At a meeting of the Wyoming delegation to the Republican National Convention the other day, the state party chairwoman asked how many people had not yet been interviewed by the media. Out of the Equality State's 44 delegates and alternates, one person raised a hand.
The ubiquity of the news horde here is one reason for this result. Hundreds of reporters desperate for sources are moving slowly through the halls of the Comcast First Union Center, like anglers fly-casting for trout.
But more important, Wyoming is hot. Native son Dick Cheney is on the ticket. A state accustomed to being treated with all the deference due, say, Vermont, is now as symbolically important to the Republican Party as Texas.
"Dick Cheney puts Wyoming on the map, politically speaking. We're so proud of him we can hardly stand it," says Wyoming delegate Brad Cave.
They got to tell him so on Monday. On short notice, the new vice-presidential nominee met with the folks from his old state for breakfast. The setting was one of the finest party spots in Philadelphia - a train parked on rails laid just for the convention in the Union Center parking lot.
No Metroliner this. The train is a sort of rolling luxury hotel, comprised of a gleaming Fire Chief-style Union Pacific locomotive with dozens of historic dining and sleeping cars trailing behind. The delegation toured the train when it arrived, then heard Cheney give a few personal remarks. Everyone got a chance for a grip-and-grin photo.
It was an emotional moment. "Some of the older ladies started tearing up," says Mr. Cave.
It was a high point, but only the beginning. As the GOP convention rolls toward its emotional culmination, tonight's acceptance speech by George W. Bush, delegates from every state are reeling from the crush of their social life. There are golf parties in the morning, followed by lunch receptions at noon, which seem to be followed immediately by presession receptions, post-session receptions, dinner, and snacks.

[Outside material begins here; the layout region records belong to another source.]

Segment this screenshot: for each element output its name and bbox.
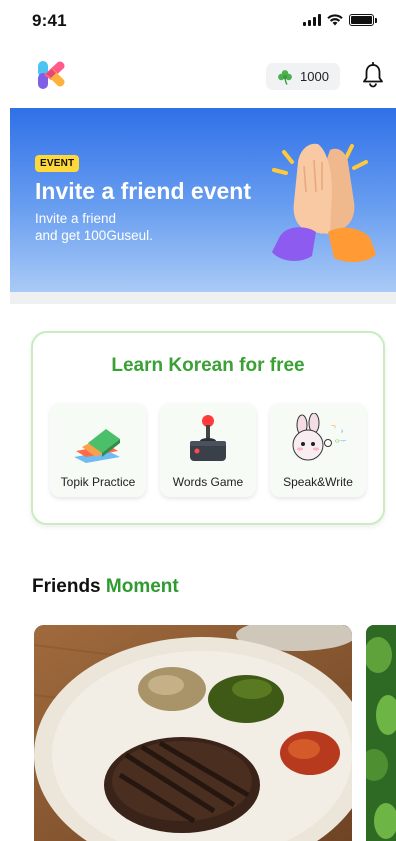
- status-time: 9:41: [32, 11, 67, 30]
- bunny-icon: ᄀ ᅡ ᄋ ᅮ: [292, 413, 347, 461]
- section-divider: [10, 292, 396, 304]
- tile-label: Speak&Write: [283, 475, 353, 489]
- svg-text:ᅮ: ᅮ: [340, 437, 347, 445]
- banner-title: Invite a friend event: [35, 178, 252, 204]
- heading-part: Friends: [32, 576, 101, 597]
- moment-post-card[interactable]: [34, 625, 352, 841]
- books-icon: [74, 429, 120, 463]
- heading-accent: Moment: [105, 576, 179, 597]
- moment-post-card-next[interactable]: [366, 625, 396, 841]
- learn-korean-card: Learn Korean for free Topik Practice Wor…: [31, 331, 385, 525]
- words-game-tile[interactable]: Words Game: [160, 403, 256, 497]
- high-five-illustration: [272, 143, 376, 263]
- event-banner[interactable]: EVENT Invite a friend event Invite a fri…: [10, 108, 396, 292]
- steak-plate-photo: [34, 625, 352, 841]
- bell-icon[interactable]: [361, 62, 385, 88]
- banner-subtitle-line: Invite a friend: [35, 211, 117, 226]
- topik-practice-tile[interactable]: Topik Practice: [50, 403, 146, 497]
- points-value: 1000: [300, 69, 329, 84]
- clover-icon: [278, 69, 292, 85]
- svg-text:ᅡ: ᅡ: [337, 428, 344, 437]
- tile-label: Words Game: [172, 475, 244, 489]
- learn-title: Learn Korean for free: [111, 355, 305, 376]
- event-badge: EVENT: [35, 155, 80, 172]
- wifi-icon: [327, 14, 343, 26]
- battery-icon: [349, 14, 377, 26]
- joystick-icon: [190, 415, 226, 461]
- status-bar: 9:41: [0, 0, 396, 44]
- friends-moment-heading: Friends Moment: [32, 576, 179, 598]
- status-icons: [303, 14, 377, 26]
- signal-icon: [303, 14, 321, 26]
- banner-subtitle-line: and get 100Guseul.: [35, 228, 153, 243]
- speak-write-tile[interactable]: ᄀ ᅡ ᄋ ᅮ Speak&Write: [270, 403, 366, 497]
- green-leaves-photo: [366, 625, 396, 841]
- app-logo-icon[interactable]: [38, 60, 66, 90]
- banner-subtitle: Invite a friend and get 100Guseul.: [35, 210, 153, 244]
- points-balance[interactable]: 1000: [266, 63, 340, 90]
- top-app-bar: 1000: [0, 56, 396, 96]
- tile-label: Topik Practice: [60, 475, 136, 489]
- svg-text:ᄀ: ᄀ: [330, 425, 336, 433]
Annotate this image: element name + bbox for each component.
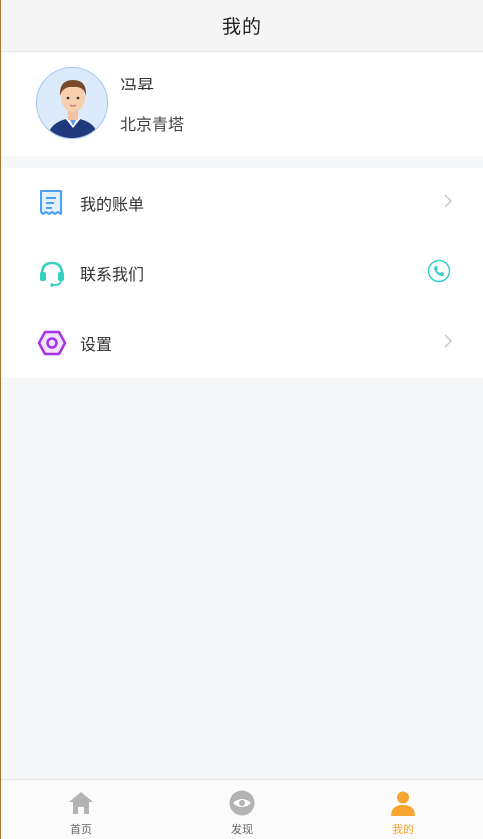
tab-home[interactable]: 首页 (1, 780, 161, 839)
chevron-right-icon (443, 193, 453, 213)
discover-icon (228, 789, 256, 817)
avatar[interactable] (36, 67, 108, 139)
profile-card[interactable]: 冯昇 北京青塔 (1, 52, 483, 156)
tab-label-home: 首页 (70, 823, 92, 836)
headset-icon (37, 258, 67, 288)
settings-icon (37, 328, 67, 358)
menu-label-contact: 联系我们 (80, 265, 145, 284)
menu-item-bills[interactable]: 我的账单 (1, 168, 483, 238)
chevron-right-icon (443, 333, 453, 353)
menu-item-settings[interactable]: 设置 (1, 308, 483, 378)
phone-icon[interactable] (427, 259, 451, 287)
page-title: 我的 (221, 16, 262, 38)
tab-discover[interactable]: 发现 (162, 780, 322, 839)
bottom-tab-bar: 首页 发现 我的 (1, 779, 483, 839)
bill-icon (37, 188, 67, 218)
tab-label-discover: 发现 (231, 823, 253, 836)
menu-list: 我的账单 联系我们 设置 (1, 168, 483, 378)
menu-label-settings: 设置 (80, 335, 113, 354)
profile-icon (389, 789, 417, 817)
home-icon (67, 789, 95, 817)
user-name: 冯昇 (120, 77, 154, 90)
tab-profile[interactable]: 我的 (323, 780, 483, 839)
top-nav-bar: 我的 (1, 0, 483, 52)
tab-label-profile: 我的 (392, 823, 414, 836)
user-location: 北京青塔 (120, 115, 185, 134)
menu-item-contact[interactable]: 联系我们 (1, 238, 483, 308)
menu-label-bills: 我的账单 (80, 195, 145, 214)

Among the hosts for Wyoming and other Rocky Mountain states this week have been Qwest Communications, Western Gas Resources, Arch Coal, Rep. Tom DeLay of Texas, Texaco, and the Burlington Northern Santa Fe Railway Co.
"All we do is eat," says state party chairwoman Becky Costantino.
That's not entirely true. Ms. Costantino and some others took time to tour the historic part of the city. She was especially impressed by a self-guided walking tour that uses tapes and headsets to recreate the sound of old Philadelphia in 3-D. "You'd hear this horse galloping past, and it was so real, you'd whip your head around to look for it," she says.
A Rock Springs, Wyo., resident and civic activist, Costantino is the quarterback of the Wyoming team. Like other delegation leaders, her seat on the convention floor is on the aisle, in the back row of the state's section.
She sits next to a stanchion rising out of the arena floor that holds four telephones. One connects to convention producers, and rings to give instructions: Get your folks in their seats, demonstrate now, don't demonstrate now, that sort of thing. Two others connect to the outside world. One phone has no discernible purpose.
"It hasn't rung in two days," she says.
It's hard to convey exactly what it is like on the floor when the convention is in high gear. Imagine sitting in a movie theater, only the audience is part of the show, and the lights are so bright and harsh you feel as if you're in a giant dentist's office. The aisles are packed subway-tight. The governor of Missouri is trying to squeeze past George Stephanopoulos, Clinton-adviser turned commentator. Mr. Stephanopoulos is wearing a headset with a tiny antenna that looks as if it came from etoys.com.
The Wyoming delegation is in a pretty good spot, toward the middle-back. It's right behind Arizona, so on Tuesday night, when Sen. John McCain gave his big speech, the folks in front were rocking. Wyoming joined in.
"The whole section was jumping up and down," says delegate Clark Stith.
Mr. Stith, a Rock Springs lawyer, is at his first convention. He got lost coming in Monday, and ended up in the media's tent encampment looking for something to eat. In terms of quality, this is a little bit like trolling for a meal at a junior high cafeteria. He ended up eating a sub sandwich while sitting on the floor.
Stith is also a political novice - a first-time candidate for state Senate. The elected officials in the Wyoming delegation have been helpful with advice.
"They're even down to small things, like 'here's your best use of campaign balloons,' " he says. (Tie them to your signs on election day. People's eyes will be caught as they bounce in the wind.)
But cash? There may be fundraising somewhere in Philadelphia, but that's on the national level. For the grass-roots folks, campaign checks aren't flying like confetti.
"Tell me if you see any lying around," he jokes.
*Part 1 of this series appeared July 28.